Thompson Center Hosts Conversation on Faith and Politics
Panelists came together to discuss how religious people should approach politics in the modern world
In an era when disagreement too often leads to division, discourse between political perspectives is increasingly valuable. On October 22nd, the Tommy G. Thompson Center on Public Leadership hosted Moral Compasses: A Discussion on Faith and Political Values.
Moderated by Professor Alex Tahk, the center’s director, the event featured four panelists with distinct religious and political perspectives: Ross Douthat, New York Times columnist; Shadi Hamid, Washington Post columnist and Islamic studies scholar; Daniel Mark, associate political science professor at Villanova University; and Kaitlyn Schiess, doctoral student and theologian at Duke Divinity School.
Tahk opened the conversation by emphasizing reflection beyond partisan divides. “We talk too little about the role of faith in how we approach politics,” he said. “I wanted to ask how faith can and should shape our political values and goals- and the limits of that.”

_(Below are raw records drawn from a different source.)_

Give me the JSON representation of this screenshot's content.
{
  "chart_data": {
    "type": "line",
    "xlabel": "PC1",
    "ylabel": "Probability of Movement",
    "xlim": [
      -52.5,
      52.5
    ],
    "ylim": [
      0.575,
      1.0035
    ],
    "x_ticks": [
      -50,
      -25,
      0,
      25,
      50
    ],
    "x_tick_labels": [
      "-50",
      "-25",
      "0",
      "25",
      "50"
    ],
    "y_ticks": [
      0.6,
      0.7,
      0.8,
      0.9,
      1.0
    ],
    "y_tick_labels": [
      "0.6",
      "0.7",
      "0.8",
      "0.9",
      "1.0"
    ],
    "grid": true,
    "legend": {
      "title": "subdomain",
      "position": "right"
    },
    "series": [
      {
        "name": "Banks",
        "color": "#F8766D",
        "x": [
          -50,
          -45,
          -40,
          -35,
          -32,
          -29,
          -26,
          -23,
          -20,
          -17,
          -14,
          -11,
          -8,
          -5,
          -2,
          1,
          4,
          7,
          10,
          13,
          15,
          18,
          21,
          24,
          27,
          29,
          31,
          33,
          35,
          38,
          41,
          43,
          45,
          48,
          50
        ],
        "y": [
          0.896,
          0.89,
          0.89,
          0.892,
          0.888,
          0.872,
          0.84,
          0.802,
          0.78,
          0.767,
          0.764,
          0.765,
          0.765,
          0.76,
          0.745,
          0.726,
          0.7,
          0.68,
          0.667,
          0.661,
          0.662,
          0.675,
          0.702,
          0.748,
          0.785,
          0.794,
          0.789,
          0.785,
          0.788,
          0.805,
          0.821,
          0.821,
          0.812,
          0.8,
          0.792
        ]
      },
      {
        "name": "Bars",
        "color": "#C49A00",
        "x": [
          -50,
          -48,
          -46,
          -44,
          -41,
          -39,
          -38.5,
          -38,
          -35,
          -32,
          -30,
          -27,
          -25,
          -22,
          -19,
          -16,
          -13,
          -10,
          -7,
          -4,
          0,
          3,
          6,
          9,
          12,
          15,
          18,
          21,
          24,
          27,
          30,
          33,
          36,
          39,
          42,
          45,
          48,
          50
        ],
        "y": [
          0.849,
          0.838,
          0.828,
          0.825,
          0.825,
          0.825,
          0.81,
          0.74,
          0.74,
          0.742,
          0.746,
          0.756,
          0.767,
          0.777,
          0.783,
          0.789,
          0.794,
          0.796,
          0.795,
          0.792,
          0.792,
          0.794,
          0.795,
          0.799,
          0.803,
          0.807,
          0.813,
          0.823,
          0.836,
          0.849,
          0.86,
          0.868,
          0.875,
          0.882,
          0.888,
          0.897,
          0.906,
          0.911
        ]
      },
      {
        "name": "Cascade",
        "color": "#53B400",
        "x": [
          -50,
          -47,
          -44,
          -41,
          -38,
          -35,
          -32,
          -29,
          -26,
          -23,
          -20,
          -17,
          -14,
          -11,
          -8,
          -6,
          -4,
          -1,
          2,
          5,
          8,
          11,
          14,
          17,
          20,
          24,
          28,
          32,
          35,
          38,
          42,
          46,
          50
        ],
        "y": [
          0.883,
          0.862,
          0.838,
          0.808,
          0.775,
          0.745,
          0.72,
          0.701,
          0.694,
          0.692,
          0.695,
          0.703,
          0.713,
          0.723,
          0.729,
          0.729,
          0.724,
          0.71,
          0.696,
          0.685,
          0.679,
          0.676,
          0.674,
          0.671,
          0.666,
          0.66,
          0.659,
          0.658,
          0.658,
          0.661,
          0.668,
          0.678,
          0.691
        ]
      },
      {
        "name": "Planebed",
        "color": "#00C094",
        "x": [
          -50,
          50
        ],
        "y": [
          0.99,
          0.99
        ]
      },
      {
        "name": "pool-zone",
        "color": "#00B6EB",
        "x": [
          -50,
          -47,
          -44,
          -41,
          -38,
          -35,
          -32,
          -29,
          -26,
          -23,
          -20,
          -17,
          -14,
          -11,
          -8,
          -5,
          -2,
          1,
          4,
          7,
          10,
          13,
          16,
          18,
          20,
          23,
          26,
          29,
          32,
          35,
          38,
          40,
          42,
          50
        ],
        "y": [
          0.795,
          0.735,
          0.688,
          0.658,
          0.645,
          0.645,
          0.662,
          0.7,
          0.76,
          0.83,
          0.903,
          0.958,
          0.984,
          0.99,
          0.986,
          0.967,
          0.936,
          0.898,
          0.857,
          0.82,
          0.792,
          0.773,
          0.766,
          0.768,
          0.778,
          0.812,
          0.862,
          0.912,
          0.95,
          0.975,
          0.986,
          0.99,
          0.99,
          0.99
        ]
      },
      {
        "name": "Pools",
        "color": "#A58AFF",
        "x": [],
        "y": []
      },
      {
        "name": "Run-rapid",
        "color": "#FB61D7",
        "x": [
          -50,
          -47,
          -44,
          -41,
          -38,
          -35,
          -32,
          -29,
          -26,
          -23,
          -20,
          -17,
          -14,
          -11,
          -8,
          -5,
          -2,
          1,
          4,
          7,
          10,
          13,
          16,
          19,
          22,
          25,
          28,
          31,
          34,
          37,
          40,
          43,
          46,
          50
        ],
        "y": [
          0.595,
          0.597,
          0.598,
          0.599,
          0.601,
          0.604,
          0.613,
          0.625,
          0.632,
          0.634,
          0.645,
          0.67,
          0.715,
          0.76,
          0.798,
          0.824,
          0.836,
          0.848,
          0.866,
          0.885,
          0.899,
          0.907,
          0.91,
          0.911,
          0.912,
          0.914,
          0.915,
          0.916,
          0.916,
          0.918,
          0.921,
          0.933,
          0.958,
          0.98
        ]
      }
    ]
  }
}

Douthat provided a historical frame, noting that “Americans have been struggling to answer this question for 250 years. The United States has historically had separation of church and state without separation of religion and politics.” He explained that, while the constitution is largely neutral on moral questions, “It’s a framework that can be inhabited by different worldviews,” historically guided by Protestant values but now shaped by a variety of secular and ideological ones.
Panelists examined the tension between personal conviction and pluralism. “Public policy always enforces someone’s values,” Tahk said. “Yet most of us prize religious freedom and the separation of church and state. It’s wrong to force others to worship as we do. But how far does that principle extend?”

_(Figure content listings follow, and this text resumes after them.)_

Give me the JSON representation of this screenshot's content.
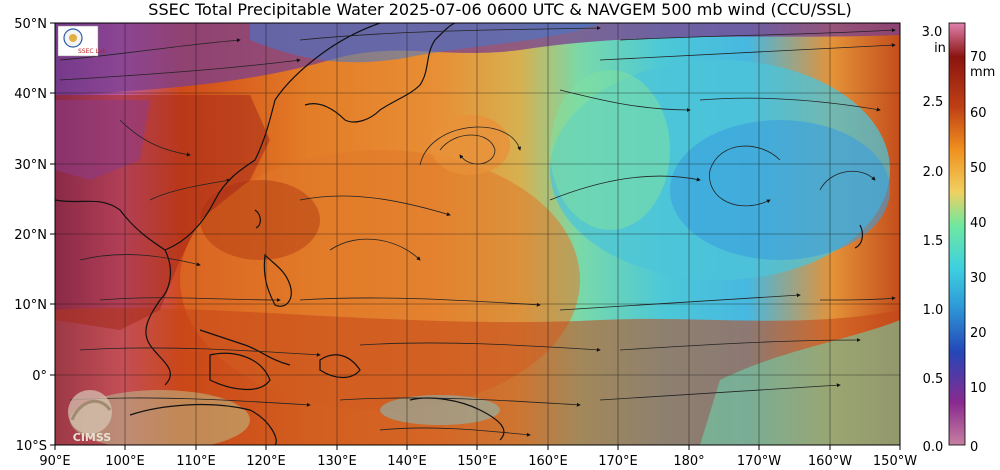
{
  "title": "SSEC Total Precipitable Water  2025-07-06 0600 UTC & NAVGEM 500 mb wind (CCU/SSL)",
  "map": {
    "lat_labels": [
      "50°N",
      "40°N",
      "30°N",
      "20°N",
      "10°N",
      "0°",
      "10°S"
    ],
    "lon_labels": [
      "90°E",
      "100°E",
      "110°E",
      "120°E",
      "130°E",
      "140°E",
      "150°E",
      "160°E",
      "170°E",
      "180°",
      "170°W",
      "160°W",
      "150°W"
    ],
    "lat_range": [
      -10,
      50
    ],
    "lon_range_east": [
      90,
      210
    ],
    "gridlines": true
  },
  "colorbar": {
    "units_inches": "in",
    "units_mm": "mm",
    "inch_ticks": [
      "3.0",
      "2.5",
      "2.0",
      "1.5",
      "1.0",
      "0.5",
      "0.0"
    ],
    "mm_ticks": [
      "70",
      "60",
      "50",
      "40",
      "30",
      "20",
      "10",
      "0"
    ],
    "colors": [
      "#c77fa0",
      "#8a2a8f",
      "#2546b8",
      "#2e9bd8",
      "#3ed0e0",
      "#6fe8a0",
      "#f0d060",
      "#f0901e",
      "#c04015",
      "#8a1410",
      "#e080b0"
    ]
  },
  "logos": {
    "top_left": "SSEC Lab",
    "bottom_left": "CIMSS"
  }
}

Mark referenced one rabbi’s critique of the Dobbs decision as “making one religion’s idea about when life begins into policy,” using the example to highlight how translating moral conviction into law raises difficult questions in a pluralistic society.
Hamid challenged the notion that religion should be confined to private life. “For much of the 20th century, the liberal, progressive view was that religious claims or moral claims should be kept private,” he said. “But if you have strong religious claims, you should be able to express them fully and unequivocally in the public sphere.”
That freedom, he added, carries democratic consequences. “If a majority in a state votes a certain way on abortion, we have to live with that. Elections are about consequences, and that is the real challenge in America today: How do we live with democratic outcomes that we find personally threatening. That’s the test of democracy.”
Hamid pointed to Martin Luther King Jr. as a model for faith-informed activism. “He quoted St. Paul and Jesus Christ, but he also quoted Socrates,” he said. “He was speaking from his own religious condition, but he was also offering his fellow citizens reasons that they could accept even if they didn’t accept his theological premises.”
Schiess spoke to the moral restraint faith should bring to political life. “Unjust means to achieve justice are now off the table,” she said. “There is something worse than dying, it is unfaithfulness, it is injustice.”
The panel also addressed how deinstitutionalization of religion has reshaped political culture. Douthat warned that secularization has left a moral vacuum. “If you don’t have religion to animate you, something else is going to have to fill the gap,” he said. “Woke-ism on the left or MAGA, white nativism on the right- people began to make politics their religion.”
Schiess described the moment as one of cultural nostalgia. “We long for a shared moral framework,” she said, “even if it never fully existed.”
Technology, the panel agreed, has intensified polarization. “The internet is a machine for convincing you that your political opponents are the worst human beings who’ve ever been,” Douthat said. “For churches, it’s not about the specifics of politics- it’s telling people to recognize the spiritual danger in how social media shapes our view of others.”
Despite the tensions, the panelists emphasized faith’s potential to foster humility and civic virtue. Within the political right, Mark observed, there remains a divide between those who view politics as a maxim to win at any cost- and for whatever the left does must be returned in twofold- and those who believe there are things worse than death- whose moral grounds pose martyrdom as better than committing an injustice. “We need enough intellectual humility to recognize that no matter how much certainty we have, we might be wrong,” he said.
By the discussion’s end, the speakers agreed that faith can provide both a moral compass and a check on political excess. Balancing conviction with pluralism, they argued, allows Americans to pursue the common good without abandoning principle.
Moral Compasses ultimately showcased what the Thompson Center aims to promote: principled, good-faith dialogue in a polarized era. The discussion invited students and community members alike to consider how faith and morality intersect with public life, and how those intersections might guide, rather than divide, a democratic society.